Many motherboard manufacturers have better wiring for PCIe lanes, Apple is just being sloppy. I am not talking about Dell or HP or the likes. They are even worse than Apple. Take Asus for example. They do a nice job on motherboards, so does Gigabyte. No need for switches.
Chuckle.....
ASUS Z8PE-D12X board
http://www.asus.com/product.aspx?P_ID=gGozRAk0YWQCQtSA
"...
Total PCI/PCI-X/PCI-E Slots: 6
Slot Location 1: 1 * PCI-X 100/133 MHz
Slot Location 2: 1 * PCI-X 100/133 MHz
Slot Location 3: 1 * PCI-E x16 (Gen2 x8 Link)
Slot Location 4: 1 * PCI-E x16 (Gen2 x8 Link)
Slot Location 5: 1 * PCI-E x16 (Gen2 x8 Link)
Slot Location 6: 1 * PCI-E x16 (Gen2 x16 Link) (Auto switch to x8 Link if slot 5 is occupied)
Slot Location 7: 1 * MIO Slot for Audio card (PCI-E x1 is not supported)
..."
Ooooooo looky-looky ..... a switch.
Toss in the standard Apple design constraint not to add "old legacy" tech to newest models ( so loose PCI-X slots ..... only going to have old legacy cards with old legacy drivers anyway) and you have exactly 4 PCI-e slots. As I said, all the other vendors are operating with the same 36x lane constraint. It is a simple matter of doing some straightforward arithmetic to also see that they are also using switches if their PCI-e slot count is substantially higher and/or superficial bandwidth numbers are higher. Apple is just not perpetrating more bandwidth than is actually in the box.
If you want a workstation with a 16x graphics card and a 8x 10GB SAN card that you want to run full blast then the Mac Pro is a better design tradeoff than that Asus board.

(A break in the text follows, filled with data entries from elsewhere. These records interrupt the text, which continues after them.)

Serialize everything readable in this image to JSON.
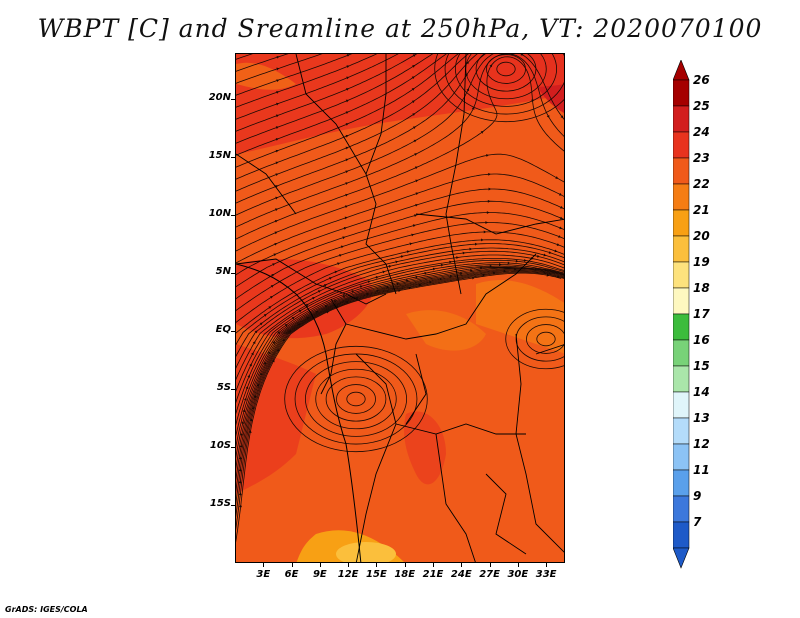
{
  "title": "WBPT [C] and Sreamline at 250hPa, VT: 2020070100",
  "footer": "GrADS: IGES/COLA",
  "map": {
    "lat_labels": [
      {
        "text": "20N",
        "lat": 20
      },
      {
        "text": "15N",
        "lat": 15
      },
      {
        "text": "10N",
        "lat": 10
      },
      {
        "text": "5N",
        "lat": 5
      },
      {
        "text": "EQ",
        "lat": 0
      },
      {
        "text": "5S",
        "lat": -5
      },
      {
        "text": "10S",
        "lat": -10
      },
      {
        "text": "15S",
        "lat": -15
      }
    ],
    "lon_labels": [
      {
        "text": "3E",
        "lon": 3
      },
      {
        "text": "6E",
        "lon": 6
      },
      {
        "text": "9E",
        "lon": 9
      },
      {
        "text": "12E",
        "lon": 12
      },
      {
        "text": "15E",
        "lon": 15
      },
      {
        "text": "18E",
        "lon": 18
      },
      {
        "text": "21E",
        "lon": 21
      },
      {
        "text": "24E",
        "lon": 24
      },
      {
        "text": "27E",
        "lon": 27
      },
      {
        "text": "30E",
        "lon": 30
      },
      {
        "text": "33E",
        "lon": 33
      }
    ],
    "dominant_fill_color": "#f05a1a"
  },
  "colorbar": {
    "labels": [
      "26",
      "25",
      "24",
      "23",
      "22",
      "21",
      "20",
      "19",
      "18",
      "17",
      "16",
      "15",
      "14",
      "13",
      "12",
      "11",
      "9",
      "7"
    ],
    "colors": [
      "#a50000",
      "#d21e1e",
      "#e8331e",
      "#f05a1a",
      "#f57d14",
      "#f8a014",
      "#fbbf3c",
      "#fde27d",
      "#fef8c0",
      "#3cbc3c",
      "#78d278",
      "#aae6aa",
      "#e0f5fa",
      "#b4dcfa",
      "#8cc3f5",
      "#5aa0eb",
      "#3c78dc",
      "#1e5ac8"
    ],
    "top_arrow_color": "#a50000",
    "bottom_arrow_color": "#1e5ac8"
  }
}
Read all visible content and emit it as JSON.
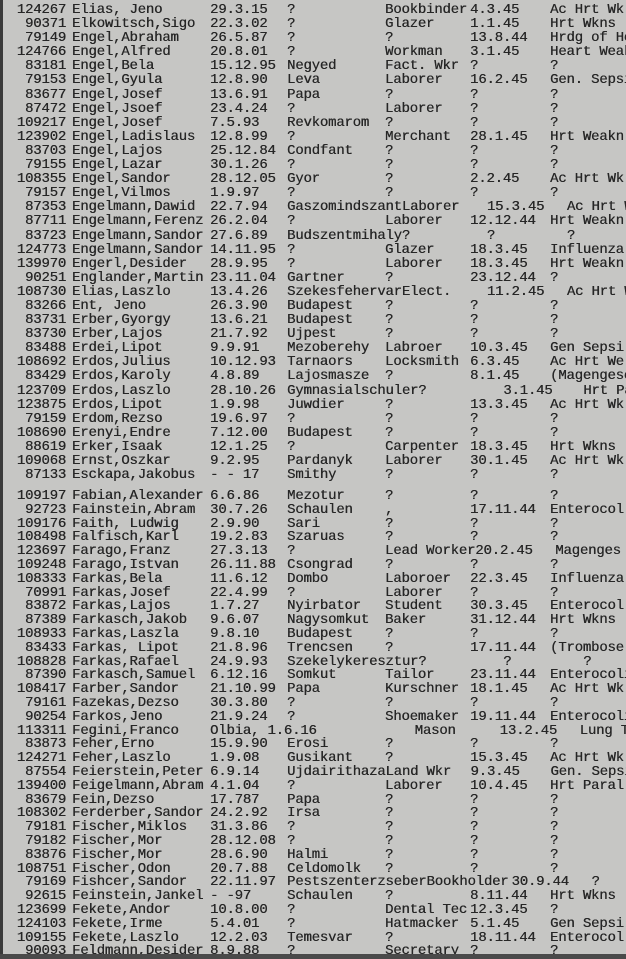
{
  "colors": {
    "paper": "#c6c6c4",
    "ink": "#262626"
  },
  "sections": [
    {
      "rows": [
        {
          "id": "124267",
          "name": "Elias, Jeno",
          "born": "29.3.15",
          "place": "?",
          "occupation": "Bookbinder",
          "died": "4.3.45",
          "cause": "Ac Hrt Wk"
        },
        {
          "id": "90371",
          "name": "Elkowitsch,Sigo",
          "born": "22.3.02",
          "place": "?",
          "occupation": "Glazer",
          "died": "1.1.45",
          "cause": "Hrt Wkns"
        },
        {
          "id": "79149",
          "name": "Engel,Abraham",
          "born": "26.5.87",
          "place": "?",
          "occupation": "?",
          "died": "13.8.44",
          "cause": "Hrdg of He"
        },
        {
          "id": "124766",
          "name": "Engel,Alfred",
          "born": "20.8.01",
          "place": "?",
          "occupation": "Workman",
          "died": "3.1.45",
          "cause": "Heart Weak"
        },
        {
          "id": "83181",
          "name": "Engel,Bela",
          "born": "15.12.95",
          "place": "Negyed",
          "occupation": "Fact. Wkr",
          "died": "?",
          "cause": "?"
        },
        {
          "id": "79153",
          "name": "Engel,Gyula",
          "born": "12.8.90",
          "place": "Leva",
          "occupation": "Laborer",
          "died": "16.2.45",
          "cause": "Gen. Sepsi"
        },
        {
          "id": "83677",
          "name": "Engel,Josef",
          "born": "13.6.91",
          "place": "Papa",
          "occupation": "?",
          "died": "?",
          "cause": "?"
        },
        {
          "id": "87472",
          "name": "Engel,Jsoef",
          "born": "23.4.24",
          "place": "?",
          "occupation": "Laborer",
          "died": "?",
          "cause": "?"
        },
        {
          "id": "109217",
          "name": "Engel,Josef",
          "born": "7.5.93",
          "place": "Revkomarom",
          "occupation": "?",
          "died": "?",
          "cause": "?"
        },
        {
          "id": "123902",
          "name": "Engel,Ladislaus",
          "born": "12.8.99",
          "place": "?",
          "occupation": "Merchant",
          "died": "28.1.45",
          "cause": "Hrt Weakn"
        },
        {
          "id": "83703",
          "name": "Engel,Lajos",
          "born": "25.12.84",
          "place": "Condfant",
          "occupation": "?",
          "died": "?",
          "cause": "?"
        },
        {
          "id": "79155",
          "name": "Engel,Lazar",
          "born": "30.1.26",
          "place": "?",
          "occupation": "?",
          "died": "?",
          "cause": "?"
        },
        {
          "id": "108355",
          "name": "Engel,Sandor",
          "born": "28.12.05",
          "place": "Gyor",
          "occupation": "?",
          "died": "2.2.45",
          "cause": "Ac Hrt Wk"
        },
        {
          "id": "79157",
          "name": "Engel,Vilmos",
          "born": "1.9.97",
          "place": "?",
          "occupation": "?",
          "died": "?",
          "cause": "?"
        },
        {
          "id": "87353",
          "name": "Engelmann,Dawid",
          "born": "22.7.94",
          "place": "Gaszomindszant",
          "occupation": "Laborer",
          "died": "15.3.45",
          "cause": "Ac Hrt Wk"
        },
        {
          "id": "87711",
          "name": "Engelmann,Ferenz",
          "born": "26.2.04",
          "place": "?",
          "occupation": "Laborer",
          "died": "12.12.44",
          "cause": "Hrt Weakn"
        },
        {
          "id": "83723",
          "name": "Engelmann,Sandor",
          "born": "27.6.89",
          "place": "Budszentmihaly",
          "occupation": "?",
          "died": "?",
          "cause": "?"
        },
        {
          "id": "124773",
          "name": "Engelmann,Sandor",
          "born": "14.11.95",
          "place": "?",
          "occupation": "Glazer",
          "died": "18.3.45",
          "cause": "Influenza"
        },
        {
          "id": "139970",
          "name": "Engerl,Desider",
          "born": "28.9.95",
          "place": "?",
          "occupation": "Laborer",
          "died": "18.3.45",
          "cause": "Hrt Weakn"
        },
        {
          "id": "90251",
          "name": "Englander,Martin",
          "born": "23.11.04",
          "place": "Gartner",
          "occupation": "?",
          "died": "23.12.44",
          "cause": "?"
        },
        {
          "id": "108730",
          "name": "Elias,Laszlo",
          "born": "13.4.26",
          "place": "Szekesfehervar",
          "occupation": "Elect.",
          "died": "11.2.45",
          "cause": "Ac Hrt Wk"
        },
        {
          "id": "83266",
          "name": "Ent, Jeno",
          "born": "26.3.90",
          "place": "Budapest",
          "occupation": "?",
          "died": "?",
          "cause": "?"
        },
        {
          "id": "83731",
          "name": "Erber,Gyorgy",
          "born": "13.6.21",
          "place": "Budapest",
          "occupation": "?",
          "died": "?",
          "cause": "?"
        },
        {
          "id": "83730",
          "name": "Erber,Lajos",
          "born": "21.7.92",
          "place": "Ujpest",
          "occupation": "?",
          "died": "?",
          "cause": "?"
        },
        {
          "id": "83488",
          "name": "Erdei,Lipot",
          "born": "9.9.91",
          "place": "Mezoberehy",
          "occupation": "Labroer",
          "died": "10.3.45",
          "cause": "Gen Sepsi"
        },
        {
          "id": "108692",
          "name": "Erdos,Julius",
          "born": "10.12.93",
          "place": "Tarnaors",
          "occupation": "Locksmith",
          "died": "6.3.45",
          "cause": "Ac Hrt We"
        },
        {
          "id": "83429",
          "name": "Erdos,Karoly",
          "born": "4.8.89",
          "place": "Lajosmasze",
          "occupation": "?",
          "died": "8.1.45",
          "cause": "(Magengeschwu"
        },
        {
          "id": "123709",
          "name": "Erdos,Laszlo",
          "born": "28.10.26",
          "place": "Gymnasialschuler",
          "occupation": "?",
          "died": "3.1.45",
          "cause": "Hrt Paral"
        },
        {
          "id": "123875",
          "name": "Erdos,Lipot",
          "born": "1.9.98",
          "place": "Juwdier",
          "occupation": "?",
          "died": "13.3.45",
          "cause": "Ac Hrt Wk"
        },
        {
          "id": "79159",
          "name": "Erdom,Rezso",
          "born": "19.6.97",
          "place": "?",
          "occupation": "?",
          "died": "?",
          "cause": "?"
        },
        {
          "id": "108690",
          "name": "Erenyi,Endre",
          "born": "7.12.00",
          "place": "Budapest",
          "occupation": "?",
          "died": "?",
          "cause": "?"
        },
        {
          "id": "88619",
          "name": "Erker,Isaak",
          "born": "12.1.25",
          "place": "?",
          "occupation": "Carpenter",
          "died": "18.3.45",
          "cause": "Hrt Wkns"
        },
        {
          "id": "109068",
          "name": "Ernst,Oszkar",
          "born": "9.2.95",
          "place": "Pardanyk",
          "occupation": "Laborer",
          "died": "30.1.45",
          "cause": "Ac Hrt Wk"
        },
        {
          "id": "87133",
          "name": "Esckapa,Jakobus",
          "born": "- - 17",
          "place": "Smithy",
          "occupation": "?",
          "died": "?",
          "cause": "?"
        }
      ]
    },
    {
      "rows": [
        {
          "id": "109197",
          "name": "Fabian,Alexander",
          "born": "6.6.86",
          "place": "Mezotur",
          "occupation": "?",
          "died": "?",
          "cause": "?"
        },
        {
          "id": "92723",
          "name": "Fainstein,Abram",
          "born": "30.7.26",
          "place": "Schaulen",
          "occupation": ",",
          "died": "17.11.44",
          "cause": "Enterocol"
        },
        {
          "id": "109176",
          "name": "Faith, Ludwig",
          "born": "2.9.90",
          "place": "Sari",
          "occupation": "?",
          "died": "?",
          "cause": "?"
        },
        {
          "id": "108498",
          "name": "Falfisch,Karl",
          "born": "19.2.83",
          "place": "Szaruas",
          "occupation": "?",
          "died": "?",
          "cause": "?"
        },
        {
          "id": "123697",
          "name": "Farago,Franz",
          "born": "27.3.13",
          "place": "?",
          "occupation": "Lead Worker",
          "died": "20.2.45",
          "cause": "Magenges"
        },
        {
          "id": "109248",
          "name": "Farago,Istvan",
          "born": "26.11.88",
          "place": "Csongrad",
          "occupation": "?",
          "died": "?",
          "cause": "?"
        },
        {
          "id": "108333",
          "name": "Farkas,Bela",
          "born": "11.6.12",
          "place": "Dombo",
          "occupation": "Laboroer",
          "died": "22.3.45",
          "cause": "Influenza"
        },
        {
          "id": "70991",
          "name": "Farkas,Josef",
          "born": "22.4.99",
          "place": "?",
          "occupation": "Laborer",
          "died": "?",
          "cause": "?"
        },
        {
          "id": "83872",
          "name": "Farkas,Lajos",
          "born": "1.7.27",
          "place": "Nyirbator",
          "occupation": "Student",
          "died": "30.3.45",
          "cause": "Enterocol"
        },
        {
          "id": "87389",
          "name": "Farkasch,Jakob",
          "born": "9.6.07",
          "place": "Nagysomkut",
          "occupation": "Baker",
          "died": "31.12.44",
          "cause": "Hrt Wkns"
        },
        {
          "id": "108933",
          "name": "Farkas,Laszla",
          "born": "9.8.10",
          "place": "Budapest",
          "occupation": "?",
          "died": "?",
          "cause": "?"
        },
        {
          "id": "83433",
          "name": "Farkas, Lipot",
          "born": "21.8.96",
          "place": "Trencsen",
          "occupation": "?",
          "died": "17.11.44",
          "cause": "(Trombose"
        },
        {
          "id": "108828",
          "name": "Farkas,Rafael",
          "born": "24.9.93",
          "place": "Szekelykeresztur",
          "occupation": "?",
          "died": "?",
          "cause": "?"
        },
        {
          "id": "87390",
          "name": "Farkasch,Samuel",
          "born": "6.12.16",
          "place": "Somkut",
          "occupation": "Tailor",
          "died": "23.11.44",
          "cause": "Enterocoli"
        },
        {
          "id": "108417",
          "name": "Farber,Sandor",
          "born": "21.10.99",
          "place": "Papa",
          "occupation": "Kurschner",
          "died": "18.1.45",
          "cause": "Ac Hrt Wk"
        },
        {
          "id": "79161",
          "name": "Fazekas,Dezso",
          "born": "30.3.80",
          "place": "?",
          "occupation": "?",
          "died": "?",
          "cause": "?"
        },
        {
          "id": "90254",
          "name": "Farkos,Jeno",
          "born": "21.9.24",
          "place": "?",
          "occupation": "Shoemaker",
          "died": "19.11.44",
          "cause": "Enterocoli"
        },
        {
          "id": "113311",
          "name": "Fegini,Franco",
          "born": "Olbia, 1.6.16",
          "place": "",
          "occupation": "Mason",
          "died": "13.2.45",
          "cause": "Lung Trou"
        },
        {
          "id": "83873",
          "name": "Feher,Erno",
          "born": "15.9.90",
          "place": "Erosi",
          "occupation": "?",
          "died": "?",
          "cause": "?"
        },
        {
          "id": "124271",
          "name": "Feher,Laszlo",
          "born": "1.9.08",
          "place": "Gusikant",
          "occupation": "?",
          "died": "15.3.45",
          "cause": "Ac Hrt Wk"
        },
        {
          "id": "87554",
          "name": "Feierstein,Peter",
          "born": "6.9.14",
          "place": "Ujdairithaza",
          "occupation": "Land Wkr",
          "died": "9.3.45",
          "cause": "Gen. Sepsi"
        },
        {
          "id": "139400",
          "name": "Feigelmann,Abram",
          "born": "4.1.04",
          "place": "?",
          "occupation": "Laborer",
          "died": "10.4.45",
          "cause": "Hrt Paral"
        },
        {
          "id": "83679",
          "name": "Fein,Dezso",
          "born": "17.787",
          "place": "Papa",
          "occupation": "?",
          "died": "?",
          "cause": "?"
        },
        {
          "id": "108302",
          "name": "Ferderber,Sandor",
          "born": "24.2.92",
          "place": "Irsa",
          "occupation": "?",
          "died": "?",
          "cause": "?"
        },
        {
          "id": "79181",
          "name": "Fischer,Miklos",
          "born": "31.3.86",
          "place": "?",
          "occupation": "?",
          "died": "?",
          "cause": "?"
        },
        {
          "id": "79182",
          "name": "Fischer,Mor",
          "born": "28.12.08",
          "place": "?",
          "occupation": "?",
          "died": "?",
          "cause": "?"
        },
        {
          "id": "83876",
          "name": "Fischer,Mor",
          "born": "28.6.90",
          "place": "Halmi",
          "occupation": "?",
          "died": "?",
          "cause": "?"
        },
        {
          "id": "108751",
          "name": "Fischer,Odon",
          "born": "20.7.88",
          "place": "Celdomolk",
          "occupation": "?",
          "died": "?",
          "cause": "?"
        },
        {
          "id": "79169",
          "name": "Fishcer,Sandor",
          "born": "22.11.97",
          "place": "Pestszenterzseber",
          "occupation": "Bookholder",
          "died": "30.9.44",
          "cause": "?"
        },
        {
          "id": "92615",
          "name": "Feinstein,Jankel",
          "born": "-   -97",
          "place": "Schaulen",
          "occupation": "?",
          "died": "8.11.44",
          "cause": "Hrt Wkns"
        },
        {
          "id": "123699",
          "name": "Fekete,Andor",
          "born": "10.8.00",
          "place": "?",
          "occupation": "Dental Tec",
          "died": "12.3.45",
          "cause": "?"
        },
        {
          "id": "124103",
          "name": "Fekete,Irme",
          "born": "5.4.01",
          "place": "?",
          "occupation": "Hatmacker",
          "died": "5.1.45",
          "cause": "Gen Sepsi"
        },
        {
          "id": "109155",
          "name": "Fekete,Laszlo",
          "born": "12.2.03",
          "place": "Temesvar",
          "occupation": "?",
          "died": "18.11.44",
          "cause": "Enterocol"
        },
        {
          "id": "90093",
          "name": "Feldmann,Desider",
          "born": "8.9.88",
          "place": "?",
          "occupation": "Secretary",
          "died": "?",
          "cause": "?"
        }
      ]
    }
  ]
}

If you want to add 3 8x cards to your box to hook to gobs of very fast direct attached storage (DAS) quickly then the Asus board is better. One isn't necessarily better than the other. Depends upon what doing. In the Mac Pro market I suspect there are going to be far more folks using two 16x cards and 1 16x and 1 8x cards than those that need 3 8x's .
It is a reasonable design tradeoff.
The ICH10R has more than x1 PCIe lanes available, in fact it has 6 x1 lanes, of which you can configure them into x4 and x1 x1 configurations. Also, allowing 1GB/s of data thru the x4 is better than having to share it thru some latency ridden switch.
I just didn't explicitly quote a long list of consumers because I apparently suffered from delusions that folks would go take hard look at the specs.
Typically the PCI-X and PCI slots are consumers of that 6. Firewire is. USB 3.0 is. An extra onboard SATA/RAID controller often is (or increases the switch usage in the "upper" x36 lanes *** ) , etc. If you look for any "value added" feature on the motherboard that is not part of the core chipset, then a large percentage of the time it is a consumer of some number of that 6.
Sure, Apple probably has 2-3 lanes not hooked up. However, there is also no clear quantitative evidence that there isn't a bottleneck in the overall PCI-e switch. The chipsets are not generally designed to run everything on all possible channels at full blast.
The Mac Pro design doesn't lend itself to carrying forward "old" cards. It lacks in backwards flexibility. However, unless you using a single Mac Pro to drive a multimillion visual simultor or some large DBMS workload (with high DAS bandwidth requirements ), it fits a broad spectrum of workstation users.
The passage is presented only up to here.